Overall, the Precision 5540 is a joy to use. The screen is stunning and capable of being incredibly bright. Having the (optional) fingerprint reader in the power button makes returning to the machine simple and intuitive. And the machine is fast. It not only benchmarks fast, it feels fast and is responsive (which you’d certainly expect from all that power under the hood).

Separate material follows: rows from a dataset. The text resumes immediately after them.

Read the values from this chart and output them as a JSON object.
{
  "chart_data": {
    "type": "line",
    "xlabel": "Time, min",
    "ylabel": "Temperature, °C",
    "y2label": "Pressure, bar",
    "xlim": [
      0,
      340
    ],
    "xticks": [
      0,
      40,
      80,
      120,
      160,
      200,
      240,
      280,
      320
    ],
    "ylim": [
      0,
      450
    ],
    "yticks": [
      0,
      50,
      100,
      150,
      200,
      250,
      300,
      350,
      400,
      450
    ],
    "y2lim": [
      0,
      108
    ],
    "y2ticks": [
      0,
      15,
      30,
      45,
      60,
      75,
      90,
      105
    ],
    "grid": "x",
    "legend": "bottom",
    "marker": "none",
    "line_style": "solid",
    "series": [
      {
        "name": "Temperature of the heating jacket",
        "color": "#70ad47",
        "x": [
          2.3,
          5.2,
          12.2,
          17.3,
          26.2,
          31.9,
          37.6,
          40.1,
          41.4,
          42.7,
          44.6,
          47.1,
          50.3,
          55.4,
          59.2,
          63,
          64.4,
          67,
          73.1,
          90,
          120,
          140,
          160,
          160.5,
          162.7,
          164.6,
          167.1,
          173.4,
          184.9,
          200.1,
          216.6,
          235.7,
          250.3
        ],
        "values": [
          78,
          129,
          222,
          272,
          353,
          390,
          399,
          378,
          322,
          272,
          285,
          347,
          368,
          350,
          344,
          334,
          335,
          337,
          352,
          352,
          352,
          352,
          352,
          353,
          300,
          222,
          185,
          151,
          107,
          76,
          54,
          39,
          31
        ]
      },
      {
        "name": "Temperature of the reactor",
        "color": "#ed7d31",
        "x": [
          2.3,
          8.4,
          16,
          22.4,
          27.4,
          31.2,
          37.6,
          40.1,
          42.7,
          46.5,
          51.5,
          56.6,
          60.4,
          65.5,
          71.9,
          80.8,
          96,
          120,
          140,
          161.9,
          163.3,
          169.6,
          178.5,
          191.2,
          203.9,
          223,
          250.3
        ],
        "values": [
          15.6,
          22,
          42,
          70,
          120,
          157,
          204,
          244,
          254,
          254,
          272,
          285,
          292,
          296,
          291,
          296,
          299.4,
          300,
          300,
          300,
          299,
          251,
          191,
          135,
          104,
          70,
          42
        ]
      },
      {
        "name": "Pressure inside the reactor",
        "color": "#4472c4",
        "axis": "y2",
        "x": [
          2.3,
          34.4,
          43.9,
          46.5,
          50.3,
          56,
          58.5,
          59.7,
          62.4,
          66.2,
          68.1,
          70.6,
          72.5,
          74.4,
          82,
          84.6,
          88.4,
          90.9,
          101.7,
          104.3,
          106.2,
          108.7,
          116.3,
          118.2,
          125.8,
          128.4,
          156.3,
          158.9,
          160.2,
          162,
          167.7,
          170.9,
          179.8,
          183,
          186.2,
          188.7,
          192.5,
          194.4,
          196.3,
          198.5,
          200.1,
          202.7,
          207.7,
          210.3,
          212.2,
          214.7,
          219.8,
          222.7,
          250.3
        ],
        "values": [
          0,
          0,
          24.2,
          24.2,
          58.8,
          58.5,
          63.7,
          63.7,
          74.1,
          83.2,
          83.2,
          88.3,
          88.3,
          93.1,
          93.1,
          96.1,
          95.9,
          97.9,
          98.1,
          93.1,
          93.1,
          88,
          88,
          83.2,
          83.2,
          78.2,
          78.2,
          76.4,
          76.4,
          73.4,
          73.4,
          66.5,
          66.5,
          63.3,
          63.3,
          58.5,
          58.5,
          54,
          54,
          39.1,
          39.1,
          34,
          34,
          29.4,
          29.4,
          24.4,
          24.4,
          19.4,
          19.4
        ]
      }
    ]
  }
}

You can order it with a spinning hard drive as the primary drive, but I find it hard to believe that would ever make sense.

Unfortunately, much like many other Windows computers, the Precision 5540 continues to struggle with sleep-related issues when running Windows 10. The first one I ran across was that the default “connected standby” or whatever the current term is for the default sleep mode is, would enable the machine to fire back up after I closed it and put it in my photo backpack. Forcing it to hibernate solved that problem, but it really shouldn’t be a problem at all in a state of the art high-end machine. The other issue I had with two different units is that after resuming from sleep the WiFi speed was crushed to less than 10% of what it had been before.

Conclusion

Overall, the performance of Precision 5540 is satisfactory. It performs perfectly when processing 360-degree panoramas and lots of 4K drone footage.